Production growth in the UK manufacturing sector accelerated in April, but business confidence fell to a 16-month low as inflationary pressures continued to rise, with companies saying “everything” cost more last month.
Production increased in the consumer goods, intermediate and investment goods industries, which means that the seasonally adjusted index of purchasing managers at S&P Global / CIPS UK rose to 55.8. This is an increase of 55.2 in March and signals an expansion for 23 consecutive months.
Companies attribute higher production to increased new business admissions, reduced delivery delays from earlier in the year and efforts to clear the backlog, and almost 55% of companies expect production to increase next year.

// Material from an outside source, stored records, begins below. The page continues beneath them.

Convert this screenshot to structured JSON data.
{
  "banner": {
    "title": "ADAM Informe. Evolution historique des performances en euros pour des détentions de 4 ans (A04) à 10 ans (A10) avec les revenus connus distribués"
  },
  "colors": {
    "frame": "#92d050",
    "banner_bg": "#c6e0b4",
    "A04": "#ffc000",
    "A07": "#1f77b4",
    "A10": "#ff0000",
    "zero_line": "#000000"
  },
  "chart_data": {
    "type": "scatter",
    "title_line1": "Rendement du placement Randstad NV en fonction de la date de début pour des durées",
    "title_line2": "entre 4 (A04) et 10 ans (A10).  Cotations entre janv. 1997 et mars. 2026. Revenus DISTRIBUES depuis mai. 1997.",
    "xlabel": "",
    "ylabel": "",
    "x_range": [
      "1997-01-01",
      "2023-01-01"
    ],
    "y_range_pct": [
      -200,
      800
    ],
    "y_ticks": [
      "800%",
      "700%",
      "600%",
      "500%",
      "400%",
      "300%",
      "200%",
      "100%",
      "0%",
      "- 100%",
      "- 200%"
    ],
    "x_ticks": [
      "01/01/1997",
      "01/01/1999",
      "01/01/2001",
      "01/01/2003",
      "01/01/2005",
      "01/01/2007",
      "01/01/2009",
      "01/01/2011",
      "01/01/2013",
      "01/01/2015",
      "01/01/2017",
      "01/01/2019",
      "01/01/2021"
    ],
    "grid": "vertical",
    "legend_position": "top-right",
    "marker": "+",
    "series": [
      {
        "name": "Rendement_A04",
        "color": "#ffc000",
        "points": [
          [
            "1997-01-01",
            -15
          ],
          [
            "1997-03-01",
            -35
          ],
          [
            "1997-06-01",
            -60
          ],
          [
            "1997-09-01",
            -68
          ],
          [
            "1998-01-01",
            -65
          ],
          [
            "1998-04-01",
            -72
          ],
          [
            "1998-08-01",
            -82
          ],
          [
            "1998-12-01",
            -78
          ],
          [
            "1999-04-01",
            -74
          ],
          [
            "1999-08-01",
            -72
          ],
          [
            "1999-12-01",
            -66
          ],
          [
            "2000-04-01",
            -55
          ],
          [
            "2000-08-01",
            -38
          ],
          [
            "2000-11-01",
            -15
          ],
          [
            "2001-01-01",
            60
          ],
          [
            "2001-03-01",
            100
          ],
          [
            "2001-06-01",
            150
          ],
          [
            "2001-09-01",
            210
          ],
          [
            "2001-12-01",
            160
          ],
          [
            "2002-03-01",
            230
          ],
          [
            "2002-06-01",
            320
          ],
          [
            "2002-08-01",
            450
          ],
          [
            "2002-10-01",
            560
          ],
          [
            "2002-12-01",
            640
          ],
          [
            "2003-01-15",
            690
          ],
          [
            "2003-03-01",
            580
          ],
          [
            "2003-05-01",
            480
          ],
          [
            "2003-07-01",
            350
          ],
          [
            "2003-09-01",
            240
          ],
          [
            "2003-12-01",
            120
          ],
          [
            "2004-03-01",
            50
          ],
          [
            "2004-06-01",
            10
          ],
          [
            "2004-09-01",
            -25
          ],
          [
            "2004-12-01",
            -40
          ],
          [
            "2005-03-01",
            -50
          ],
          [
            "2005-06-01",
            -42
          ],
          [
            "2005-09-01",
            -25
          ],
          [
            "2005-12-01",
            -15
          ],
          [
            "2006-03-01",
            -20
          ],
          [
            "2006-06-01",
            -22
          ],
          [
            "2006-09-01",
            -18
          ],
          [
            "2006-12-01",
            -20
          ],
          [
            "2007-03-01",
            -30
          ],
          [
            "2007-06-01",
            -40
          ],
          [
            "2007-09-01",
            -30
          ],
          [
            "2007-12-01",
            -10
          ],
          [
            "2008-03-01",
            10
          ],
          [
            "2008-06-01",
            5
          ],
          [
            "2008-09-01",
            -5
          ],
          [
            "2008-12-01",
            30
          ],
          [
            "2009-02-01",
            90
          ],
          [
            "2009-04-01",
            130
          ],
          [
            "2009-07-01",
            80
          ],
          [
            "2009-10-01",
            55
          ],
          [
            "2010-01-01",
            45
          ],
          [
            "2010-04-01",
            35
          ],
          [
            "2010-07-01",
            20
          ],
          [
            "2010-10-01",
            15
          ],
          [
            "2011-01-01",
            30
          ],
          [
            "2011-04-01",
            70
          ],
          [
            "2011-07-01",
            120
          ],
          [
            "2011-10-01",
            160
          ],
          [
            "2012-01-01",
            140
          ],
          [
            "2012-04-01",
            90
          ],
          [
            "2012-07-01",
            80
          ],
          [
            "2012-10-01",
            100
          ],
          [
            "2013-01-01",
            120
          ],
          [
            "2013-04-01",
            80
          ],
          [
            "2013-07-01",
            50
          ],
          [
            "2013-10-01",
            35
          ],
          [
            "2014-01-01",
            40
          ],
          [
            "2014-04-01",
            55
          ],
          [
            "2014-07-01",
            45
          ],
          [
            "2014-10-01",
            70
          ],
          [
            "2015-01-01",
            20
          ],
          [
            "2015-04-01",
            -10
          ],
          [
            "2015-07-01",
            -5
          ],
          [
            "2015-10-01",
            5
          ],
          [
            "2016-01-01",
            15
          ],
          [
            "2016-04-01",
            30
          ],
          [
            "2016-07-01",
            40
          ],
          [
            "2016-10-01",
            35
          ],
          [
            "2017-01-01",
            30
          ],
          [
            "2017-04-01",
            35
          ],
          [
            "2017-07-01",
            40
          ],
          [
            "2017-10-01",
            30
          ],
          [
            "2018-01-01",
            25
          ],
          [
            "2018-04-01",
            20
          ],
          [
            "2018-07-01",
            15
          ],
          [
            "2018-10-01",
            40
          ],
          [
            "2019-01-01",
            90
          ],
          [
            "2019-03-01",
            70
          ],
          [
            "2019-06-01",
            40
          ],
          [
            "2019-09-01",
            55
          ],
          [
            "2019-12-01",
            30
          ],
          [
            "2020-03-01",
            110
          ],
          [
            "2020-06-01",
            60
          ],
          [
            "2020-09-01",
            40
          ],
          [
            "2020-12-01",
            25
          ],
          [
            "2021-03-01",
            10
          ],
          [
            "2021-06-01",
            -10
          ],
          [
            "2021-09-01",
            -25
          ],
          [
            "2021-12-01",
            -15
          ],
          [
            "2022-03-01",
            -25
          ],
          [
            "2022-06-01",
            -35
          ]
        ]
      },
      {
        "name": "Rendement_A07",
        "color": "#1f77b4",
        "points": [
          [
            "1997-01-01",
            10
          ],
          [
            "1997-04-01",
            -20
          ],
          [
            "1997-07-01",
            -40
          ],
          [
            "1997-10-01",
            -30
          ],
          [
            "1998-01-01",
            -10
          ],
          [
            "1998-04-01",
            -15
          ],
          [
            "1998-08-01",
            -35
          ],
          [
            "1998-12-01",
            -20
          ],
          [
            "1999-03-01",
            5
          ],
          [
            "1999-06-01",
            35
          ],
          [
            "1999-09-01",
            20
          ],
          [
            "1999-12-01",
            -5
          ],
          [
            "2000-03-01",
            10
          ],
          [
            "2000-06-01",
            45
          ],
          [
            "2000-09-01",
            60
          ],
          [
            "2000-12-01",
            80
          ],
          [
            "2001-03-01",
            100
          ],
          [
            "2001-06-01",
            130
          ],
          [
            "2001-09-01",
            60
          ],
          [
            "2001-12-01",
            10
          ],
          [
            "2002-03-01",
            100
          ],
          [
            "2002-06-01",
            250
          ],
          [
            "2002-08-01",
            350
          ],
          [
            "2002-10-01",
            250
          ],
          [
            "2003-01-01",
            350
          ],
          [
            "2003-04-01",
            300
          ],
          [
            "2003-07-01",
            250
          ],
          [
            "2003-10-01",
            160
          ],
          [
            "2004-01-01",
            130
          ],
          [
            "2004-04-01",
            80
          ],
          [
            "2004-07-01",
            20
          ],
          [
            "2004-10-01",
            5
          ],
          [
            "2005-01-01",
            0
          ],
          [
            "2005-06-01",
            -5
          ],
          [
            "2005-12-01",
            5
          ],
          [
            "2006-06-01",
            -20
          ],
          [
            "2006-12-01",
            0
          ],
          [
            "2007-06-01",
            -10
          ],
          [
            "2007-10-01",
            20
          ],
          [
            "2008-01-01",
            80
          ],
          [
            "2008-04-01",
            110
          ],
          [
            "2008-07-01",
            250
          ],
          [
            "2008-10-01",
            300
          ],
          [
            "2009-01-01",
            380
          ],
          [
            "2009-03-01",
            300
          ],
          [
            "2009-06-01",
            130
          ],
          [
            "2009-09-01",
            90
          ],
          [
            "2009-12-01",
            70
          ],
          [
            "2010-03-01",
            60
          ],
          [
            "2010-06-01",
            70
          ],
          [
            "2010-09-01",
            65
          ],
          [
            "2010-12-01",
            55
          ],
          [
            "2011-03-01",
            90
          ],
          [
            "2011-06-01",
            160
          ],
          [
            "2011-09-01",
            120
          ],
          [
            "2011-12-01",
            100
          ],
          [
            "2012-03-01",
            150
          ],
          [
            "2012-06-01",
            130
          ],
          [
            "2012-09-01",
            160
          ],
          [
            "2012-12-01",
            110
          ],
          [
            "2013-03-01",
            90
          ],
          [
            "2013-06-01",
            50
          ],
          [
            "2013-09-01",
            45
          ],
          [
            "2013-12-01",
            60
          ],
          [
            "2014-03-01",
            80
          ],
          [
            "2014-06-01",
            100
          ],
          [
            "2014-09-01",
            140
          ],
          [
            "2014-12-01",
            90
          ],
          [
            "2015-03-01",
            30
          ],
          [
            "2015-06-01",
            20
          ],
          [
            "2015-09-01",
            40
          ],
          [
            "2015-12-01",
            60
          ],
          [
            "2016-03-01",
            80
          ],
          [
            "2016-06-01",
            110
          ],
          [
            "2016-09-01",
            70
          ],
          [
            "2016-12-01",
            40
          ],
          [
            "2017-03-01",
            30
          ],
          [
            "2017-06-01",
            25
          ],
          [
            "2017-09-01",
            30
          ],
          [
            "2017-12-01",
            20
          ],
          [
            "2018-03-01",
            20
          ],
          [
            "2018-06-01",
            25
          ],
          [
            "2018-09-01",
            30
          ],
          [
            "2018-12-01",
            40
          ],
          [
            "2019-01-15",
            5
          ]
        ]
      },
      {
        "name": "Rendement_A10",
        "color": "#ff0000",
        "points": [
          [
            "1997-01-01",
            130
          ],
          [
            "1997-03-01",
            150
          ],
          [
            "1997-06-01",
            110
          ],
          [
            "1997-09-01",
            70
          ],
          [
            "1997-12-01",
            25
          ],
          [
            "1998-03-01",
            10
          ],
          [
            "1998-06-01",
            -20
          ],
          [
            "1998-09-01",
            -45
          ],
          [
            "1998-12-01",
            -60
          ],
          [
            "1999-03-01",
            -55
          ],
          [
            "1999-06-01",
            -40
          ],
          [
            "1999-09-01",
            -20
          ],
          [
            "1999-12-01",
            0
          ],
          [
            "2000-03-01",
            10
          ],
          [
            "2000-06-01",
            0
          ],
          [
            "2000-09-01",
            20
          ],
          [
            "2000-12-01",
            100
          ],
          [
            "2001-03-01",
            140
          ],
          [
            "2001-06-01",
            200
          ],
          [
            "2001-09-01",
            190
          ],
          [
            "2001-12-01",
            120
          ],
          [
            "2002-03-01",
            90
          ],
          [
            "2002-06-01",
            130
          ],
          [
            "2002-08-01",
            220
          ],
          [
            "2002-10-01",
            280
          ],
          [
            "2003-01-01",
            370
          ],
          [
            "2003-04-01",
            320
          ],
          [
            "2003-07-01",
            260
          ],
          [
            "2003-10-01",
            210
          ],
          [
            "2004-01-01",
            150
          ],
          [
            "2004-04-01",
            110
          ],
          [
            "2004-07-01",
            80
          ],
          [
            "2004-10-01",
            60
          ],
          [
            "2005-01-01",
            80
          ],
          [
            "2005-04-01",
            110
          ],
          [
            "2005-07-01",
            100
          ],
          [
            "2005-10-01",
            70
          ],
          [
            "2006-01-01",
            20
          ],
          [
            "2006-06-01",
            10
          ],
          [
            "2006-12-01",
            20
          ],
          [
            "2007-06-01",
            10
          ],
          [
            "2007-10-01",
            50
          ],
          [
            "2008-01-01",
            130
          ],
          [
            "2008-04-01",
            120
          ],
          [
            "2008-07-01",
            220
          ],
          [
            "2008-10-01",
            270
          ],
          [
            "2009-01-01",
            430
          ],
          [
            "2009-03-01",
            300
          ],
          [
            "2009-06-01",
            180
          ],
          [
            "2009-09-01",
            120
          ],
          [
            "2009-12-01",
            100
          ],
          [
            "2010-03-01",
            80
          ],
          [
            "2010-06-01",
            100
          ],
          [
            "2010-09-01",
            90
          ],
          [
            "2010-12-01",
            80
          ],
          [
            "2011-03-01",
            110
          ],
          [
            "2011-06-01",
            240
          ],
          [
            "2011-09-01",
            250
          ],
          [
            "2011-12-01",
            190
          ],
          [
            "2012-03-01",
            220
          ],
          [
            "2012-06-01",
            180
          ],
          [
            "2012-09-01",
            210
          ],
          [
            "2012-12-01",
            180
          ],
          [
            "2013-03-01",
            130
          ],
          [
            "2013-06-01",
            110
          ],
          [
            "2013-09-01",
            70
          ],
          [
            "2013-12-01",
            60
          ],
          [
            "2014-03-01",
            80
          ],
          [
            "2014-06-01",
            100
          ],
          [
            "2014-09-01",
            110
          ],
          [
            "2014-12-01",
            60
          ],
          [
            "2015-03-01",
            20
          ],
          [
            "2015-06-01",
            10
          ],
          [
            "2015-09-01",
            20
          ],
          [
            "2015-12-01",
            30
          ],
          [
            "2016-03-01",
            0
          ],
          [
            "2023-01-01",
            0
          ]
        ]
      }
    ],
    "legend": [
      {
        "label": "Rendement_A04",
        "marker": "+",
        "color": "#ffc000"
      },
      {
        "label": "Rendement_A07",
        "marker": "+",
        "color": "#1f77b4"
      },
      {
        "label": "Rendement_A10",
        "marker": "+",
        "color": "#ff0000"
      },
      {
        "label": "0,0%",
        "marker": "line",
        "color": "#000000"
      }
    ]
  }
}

However, strong headwinds continued to hit manufacturers in April as new order growth fell to its weakest level in the current 15-month upturn, hampered by lower new export acceptance and the impact on demand from rising sales prices. . Input costs rose at the second strongest rate in the history of the survey, as about 85% of companies reported an increase in purchase prices.
“Improved growth in manufacturing, while positive in itself, failed to mask the continuing winds that hit the sector in the early second quarter,” said S&P Global CEO Rob Dobson.
“Manufacturers and their customers are struggling as the blockade in China and the war in Ukraine exacerbate strained global supply chains, the inflation picture worsens and geopolitical tensions rise. Specifically for the United Kingdom, Brexit represents an additional headwind, in particular due to lost EU customers, increased documentation, customs checks and delays at borders. Business optimism has fallen to a 16-month low as companies become more cautious about the future.
A wide range of raw materials reportedly rose in price last month, including chemicals, energy, food, cargo, fuel, gas, metals, oil, plastics, polymers, timber and transport (air, land and sea). Several companies said in their responses to the survey that “everything” costs more.
As manufacturers acted to pass on rising costs, almost 61% of companies reported an increase in sales prices.
Despite this pressure, employment rose for the sixteenth month in a row as companies responded to increased production and growing backlogs prepared for expected future growth and tackled staff shortages.
Purchasing activity also increased for the fifteenth consecutive month; companies report buying raw materials ahead of expected price increases to build up safety margins and prevent further supply chain disruptions.